Syria crisis: Lebanon parliament postpones elections

Man waves Lebanese flag
Image caption Supports of the motion say it might help to ease political and security tensions.

Lebanon's parliament has voted to postpone elections due in June because of security concerns over the conflict in Syria, officials say.

MPs voted to extend their mandate until November 2014. It is the first time they have done so since the Lebanese civil war ended in 1990.

The move follows the failure of MPs to agree on a new electoral law.

Tensions have risen since Lebanon's Shia movement Hezbollah began fighting openly alongside the Syrian government.

Deeply divided

Fierce clashes continued on Friday in the Syrian town of Qusair, near the Lebanese border, where rebel units were battling to hold off Syrian government and Hezbollah forces.

And sectarian violence flared up in Lebanon's northern city of Tripoli earlier in May.
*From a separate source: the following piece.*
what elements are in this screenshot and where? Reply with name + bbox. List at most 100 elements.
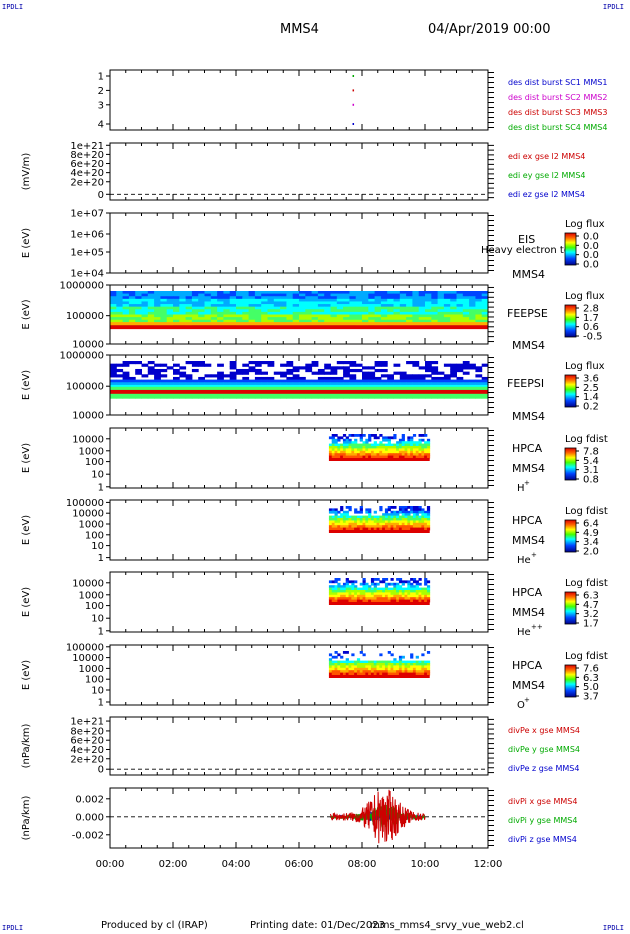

At least 10 people died and dozens were injured as Alawite supporters of Syrian President Bashar al-Assad fought Sunnis, who back the Syrian opposition.

"Security and political tensions prevent the holding of an election campaign," the news agency AFP reported the motion as saying.

Supporters of the move to extend parliament's normal four-year term say it might help ease tensions.

Politicians have also been deeply divided over proposals to change the country's current first-past-the-post style system, Reuters reported.

Meanwhile, the Prime Minister-designate Tammam Salam has failed to form a government after two months of talks.

He was expected to resume efforts to build a cabinet after Friday's extension of parliament's mandate, local media said.